Thing
Samaveda
The Veda of chant — the third of the four Vedas, in which verses largely drawn from the Rigveda are set as melodies for liturgical singing.
The Samaveda is the third of the four Vedas, the foundational scriptures of Vedic India, and the one given over to melody. Its name joins sāman, a chant or sung formula, with veda, knowledge: it is the knowledge of how the sacred words are sung. Where the Rigveda preserves hymns as text and the Yajurveda the sacrificial formulae, the Samaveda exists to be performed aloud, and almost all of its verses are not original to it — they are taken over from the Rigveda, above all from the eighth and ninth books, and rearranged for singing.
What distinguishes it is therefore not its words but their setting. The collection comes down in two parts: the ārcika, the verses themselves, and the gāna, the song-books that prescribe how each is to be drawn out, repeated, and inflected, with syllables stretched and interpolated sounds (stobha) added to carry the melodic line. The result is that a single Rigvedic verse, sung, becomes something the eye could not have predicted from the page. In the great Soma sacrifices it was the office of one class of priest, the udgātṛ, to perform these chants, and the Samaveda is in effect their manual.
Scholarship places the formation of this material in the later second and earlier first millennium BCE, alongside the other Vedic collections, and treats it as among the oldest continuously transmitted musical traditions known — handed down for many centuries by memory, with elaborate techniques of recitation guarding the sound against drift before it was ever written. Indian tradition holds the Vedas to be śruti, “that which is heard”: uncreated and without human author, held to have been received by the ancient seers rather than composed. On this understanding the Samaveda’s melodies are not a human ornament laid over the hymns but part of the revelation itself, and later Indian thought has often traced the origins of classical music back to its chant.

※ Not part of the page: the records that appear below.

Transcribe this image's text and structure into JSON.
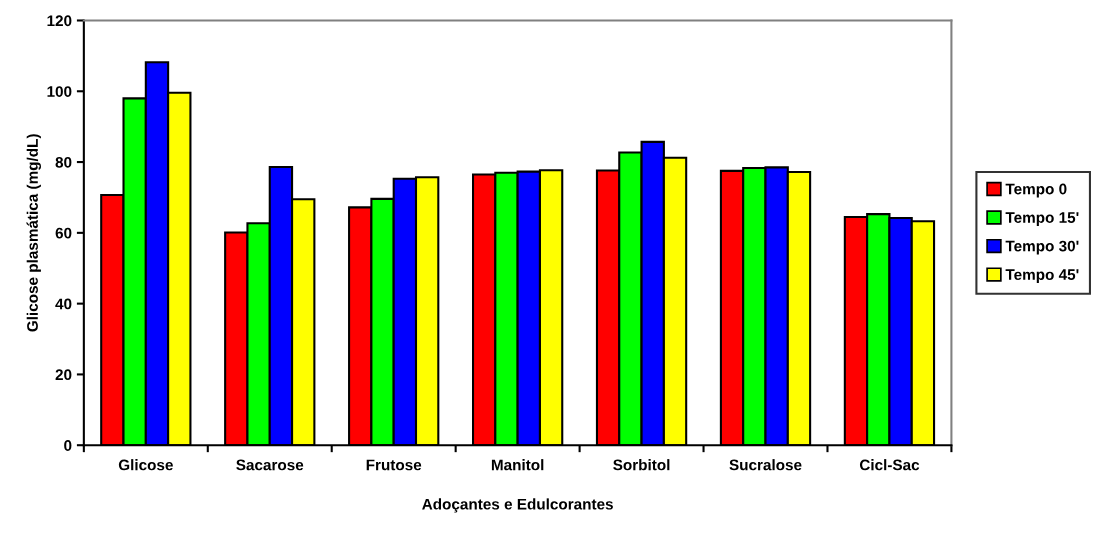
{
  "chart_data": {
    "type": "bar",
    "xlabel": "Adoçantes e Edulcorantes",
    "ylabel": "Glicose plasmática (mg/dL)",
    "categories": [
      "Glicose",
      "Sacarose",
      "Frutose",
      "Manitol",
      "Sorbitol",
      "Sucralose",
      "Cicl-Sac"
    ],
    "series": [
      {
        "name": "Tempo 0",
        "color": "#ff0000",
        "values": [
          70.7,
          60.1,
          67.2,
          76.5,
          77.6,
          77.5,
          64.5
        ]
      },
      {
        "name": "Tempo 15'",
        "color": "#00ff00",
        "values": [
          98.0,
          62.7,
          69.6,
          77.0,
          82.7,
          78.3,
          65.3
        ]
      },
      {
        "name": "Tempo 30'",
        "color": "#0000ff",
        "values": [
          108.2,
          78.6,
          75.3,
          77.3,
          85.7,
          78.5,
          64.2
        ]
      },
      {
        "name": "Tempo 45'",
        "color": "#ffff00",
        "values": [
          99.6,
          69.5,
          75.7,
          77.7,
          81.2,
          77.2,
          63.3
        ]
      }
    ],
    "ylim": [
      0,
      120
    ],
    "yticks": [
      0,
      20,
      40,
      60,
      80,
      100,
      120
    ],
    "grid": false,
    "legend": "right"
  }
}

Attached to the Samaveda is one of the principal Upanishads, the Chāndogya, whose name itself derives from the word for its singers; in it the meditation on sound and on the sacred syllable Om is developed at length, so that the Veda of chant became also a setting for early speculation on what the chanting meant. The tradition that grew from these texts continued to hold that the form of the sound mattered as much as its sense — that the rite was carried not only by what was said but by how it was made to be heard.